Deep Render’s case to be adopted as industry standard seems on the face of it utterly convincing. “Our Codec is 80% more efficient than the current standard,” meaning that a given piece of data can be compressed into a space five times smaller than at present for no loss of quality. With data usage doubling every two years that is a compelling argument. Adding in new fibre capacity is expensive, particularly outside densely populated urban areas, and with political pressure rising, governments are forking out massive subsidies to support roll-out in rural areas where the commercial case is marginal at best. New capacity is also only able to grow linearly, whereas data usage is growing exponentially year on year.
Chri is convinced that unless the industry adopts Deep Render’s technology or something very similar to it, it will soon be game over for the internet as we know it. Those who can afford to spend the massive sums needed to double and triple capacity year on year will invest, and charge those who are willing to pay accordingly. The vast majority of users will meanwhile be left stuck in the slow lane. It will kill off net neutrality, the cardinal principle of equal access that has governed the internet since inception.
Data usage is also a voracious consumer of energy, accounting for half of global CO2 emissions, and the amount is projected to grow by 17% by 2023. One can only imagine the impact of cutting that by 80% – which is what would happen if Deep Render’s codec was adopted worldwide.
“This is literally a must-have if the internet is to survive,” says Chri. Deep Render now has a team of 20 and has just been out in the market to raise the cash to support the next stage of growth. As a business, it has the potential to accrue massive revenue without needing much more in the way of resources to service that business. “An IP business scales even better than a software business,” Chri explains. What they need to do is land a few big whales, as a small number of potential customers would be sufficient to completely unlock the market. It is also a business with a uniquely valuable IP. So far it has acquired no less than 8 patents with a further 47 in the works.
Chri has nothing but praise for Innovate UK, and the help they provided at a crucial initial stage. The respect in which it is held within the scientific and venture capital fraternity gave them a lot of credibility when it counted. It tied their professors at Imperial much more tightly into the project. It also carried a lot of weight with other sources of funding. “Once we had a first believer, it was easier to find a second believer,” he says.
Born and raised in Germany, Chri studied in Germany and Switzerland before coming to Britain. He is therefore well placed to judge their relative merits as a base to create and build an IP-based business. Cultural and institutionally, the UK scores better, in his view, even than the US. Surprisingly, despite its reputation, he is convinced that in Silicon Valley they would have found it much harder to do what they have done than here in the UK.

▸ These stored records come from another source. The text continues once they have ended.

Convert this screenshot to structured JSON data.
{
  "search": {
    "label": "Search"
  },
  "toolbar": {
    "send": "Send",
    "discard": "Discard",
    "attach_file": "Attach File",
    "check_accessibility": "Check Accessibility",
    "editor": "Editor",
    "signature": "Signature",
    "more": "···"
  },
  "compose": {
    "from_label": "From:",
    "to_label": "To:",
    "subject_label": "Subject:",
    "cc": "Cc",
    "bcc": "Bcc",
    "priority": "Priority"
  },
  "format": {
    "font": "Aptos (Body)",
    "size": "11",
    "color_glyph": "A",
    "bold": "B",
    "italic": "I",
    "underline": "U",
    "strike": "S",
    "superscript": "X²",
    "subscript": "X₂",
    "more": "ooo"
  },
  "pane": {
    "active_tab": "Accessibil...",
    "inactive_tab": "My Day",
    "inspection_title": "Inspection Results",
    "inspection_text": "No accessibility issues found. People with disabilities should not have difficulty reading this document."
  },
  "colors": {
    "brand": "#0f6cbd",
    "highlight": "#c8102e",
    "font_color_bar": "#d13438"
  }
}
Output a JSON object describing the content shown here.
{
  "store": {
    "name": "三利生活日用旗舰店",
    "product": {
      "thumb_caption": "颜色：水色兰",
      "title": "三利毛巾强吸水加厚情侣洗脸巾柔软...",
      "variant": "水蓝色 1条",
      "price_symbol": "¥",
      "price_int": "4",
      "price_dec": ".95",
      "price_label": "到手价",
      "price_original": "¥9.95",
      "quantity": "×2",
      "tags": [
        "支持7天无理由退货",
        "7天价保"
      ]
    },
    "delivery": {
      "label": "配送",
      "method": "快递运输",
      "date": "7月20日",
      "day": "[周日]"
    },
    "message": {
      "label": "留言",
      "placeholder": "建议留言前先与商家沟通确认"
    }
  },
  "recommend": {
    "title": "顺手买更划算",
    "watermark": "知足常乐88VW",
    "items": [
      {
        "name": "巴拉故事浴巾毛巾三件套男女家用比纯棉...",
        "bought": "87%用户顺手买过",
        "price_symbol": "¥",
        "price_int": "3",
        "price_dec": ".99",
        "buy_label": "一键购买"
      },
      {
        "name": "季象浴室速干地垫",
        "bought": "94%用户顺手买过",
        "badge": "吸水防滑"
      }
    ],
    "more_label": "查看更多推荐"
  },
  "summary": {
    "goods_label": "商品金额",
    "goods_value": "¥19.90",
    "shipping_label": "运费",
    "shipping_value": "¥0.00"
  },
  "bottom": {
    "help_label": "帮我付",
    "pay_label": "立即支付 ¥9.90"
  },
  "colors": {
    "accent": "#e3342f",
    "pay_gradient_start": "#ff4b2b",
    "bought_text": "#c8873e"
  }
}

For a start-up, attracting the right kind of talent would have been more difficult, not to mention more expensive given the Bay Area’s demanding talent to compensation ratio. Nor does the US offer the kind of public support for the kind of deep research-based tech that lay behind Deep Render’s success that is available in the UK. The UK has also become something of a “hotspot” for deep tech and AI, and investor here, generally speaking, have a better grasp of the kind of timelines involved.
Innovate UK may not have the firepower of some of the other tech funders in the US and Europe, but they more than made up for it in other ways. Not least their level of understanding of the science, and the ability to be rigorous in their evaluation and monitoring without stifling the creativity and entrepreneurialism needed to see the project through. “Where I come from, they simply don’t have the risk appetite. The UK is awesome.”